Auch wenn das RKI in den letzten vier Jahren eine eher unrühmliche Rolle gespielt hat, indem es vor einer übergriffigen, grundrechtswidrigen Politik eingeknickt ist: Auch im RKI gab es in den letzten vier Jahren Menschen, die auf der Seite der Bürger standen, und mit dem Handeln ihrer Behörde, den widersprüchlichen Empfehlungen an die Politik, und dem Abnicken politischer Willkürentscheidungen nicht einverstanden waren.

Der neue RKI-Leak ist daher auch als eine Handreichung, als eine Geste der Versöhnung zu verstehen: Zwischen Bürgern – über behördliche Grenzen, Firewalls und Mauern in den Köpfen hinweg.

Aya Velázquez

Die politisch neuralgische Stelle ist die Frage nach der wissenschaftlichen Deckung von Maßnahmen, die, allen voran die Lockdowns sowie die Zutrittsbeschränkungen im öffentlichen Leben für Ungeimpfte, im Grundgesetz verankerte Freiheitsrechte auf eine bislang in der Bundesrepublik ungekannten Weise einschränkten.

Angst als Kommunikationsmittel

Dass in der Abwägung von autoritären Maßnahmen und wissenschaftlicher Evidenz die Angst als Kommunikationsmittel eingesetzt wurde, wie Auszüge aus den Protokollen offenbar bestätigen, hat das Vertrauen vieler in die Staatsräson stark erschüttert.

Dass die RKI-Protokolle die Maßnahmen als wissenschaftlich nicht so deutlich gefestigt zeigen, wie es der Eindruck damals vermittelte, macht im Nachhinein auf einen problematischen Zirkelschluss bei vielen Gerichtsentscheidungen aufmerksam.

Denn in Verfahren gegen Maßnahmen zur Corona-Bekämpfung beriefen sich Verwaltungsgerichte immer wieder auf die Einschätzungen des RKI als wissenschaftlich unabhängige Behörde.
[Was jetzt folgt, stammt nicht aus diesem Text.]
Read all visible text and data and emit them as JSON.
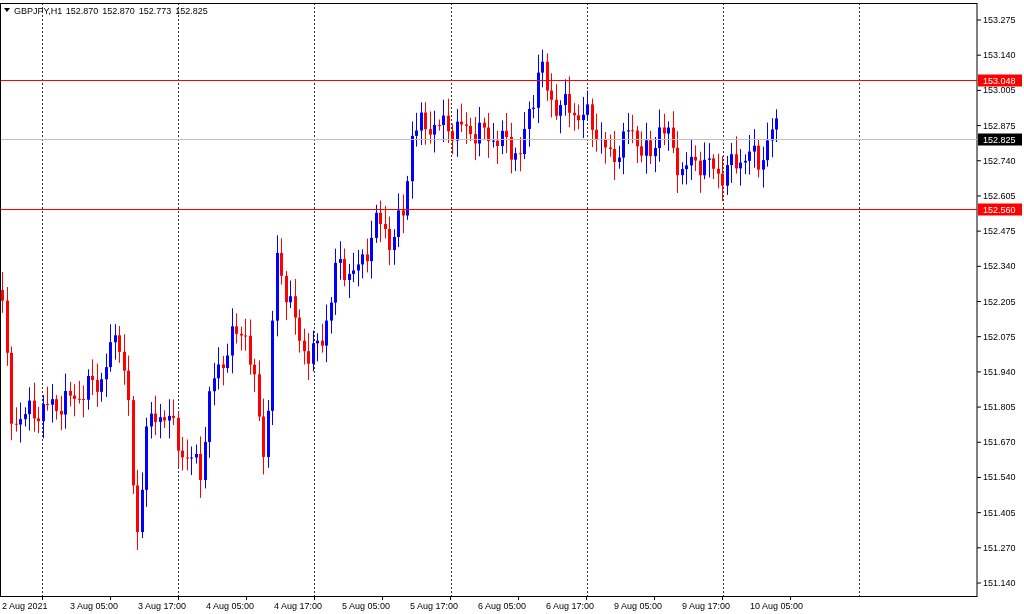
{
  "chart": {
    "symbol": "GBPJPY,H1",
    "quote": [
      "152.870",
      "152.870",
      "152.773",
      "152.825"
    ]
  },
  "price_axis": {
    "labels": [
      "153.275",
      "153.140",
      "153.005",
      "152.875",
      "152.740",
      "152.605",
      "152.475",
      "152.340",
      "152.205",
      "152.075",
      "151.940",
      "151.805",
      "151.670",
      "151.540",
      "151.405",
      "151.270",
      "151.140"
    ]
  },
  "time_axis": {
    "labels": [
      "2 Aug 2021",
      "3 Aug 05:00",
      "3 Aug 17:00",
      "4 Aug 05:00",
      "4 Aug 17:00",
      "5 Aug 05:00",
      "5 Aug 17:00",
      "6 Aug 05:00",
      "6 Aug 17:00",
      "9 Aug 05:00",
      "9 Aug 17:00",
      "10 Aug 05:00"
    ]
  },
  "price_lines": [
    {
      "kind": "level",
      "label": "153.048",
      "color": "#ff0000"
    },
    {
      "kind": "bid",
      "label": "152.825",
      "color": "#000000"
    },
    {
      "kind": "level",
      "label": "152.560",
      "color": "#ff0000"
    }
  ]
}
Bei einem Vergleich der geschwärzten Protokolle mit den ungeschwärzten kommt manches zutage, was mindestens für Erstaunen sorgt.

Wenn etwa deutlich wird, dass der Virologe Christian Drosten, wie im Protokoll vermerkt wird, sich entscheidet, ein Papier "nicht zu publizieren, da ungezielte Testung im Text als nicht sinnvoll betrachtet wird und dies dem Regierungshandeln widerspricht" (RKI-Sitzung vom 29.7.2020).

Überholte Einschätzungen

Insofern ist die Einschätzung der Tagesschau vom 25. März dieses Jahres, überschrieben mit "Die RKI-Files und der Skandal, der keiner ist", nicht gut gealtert.

Die hoffentlich einsetzende gründlichere und argumentative Diskussion über die RKI-Files hat nun eine neue Grundlage, um Ansichten und Haltungen, die in der Zeit der Coronakrise mit großer Verve vertreten wurden, neu zu prüfen.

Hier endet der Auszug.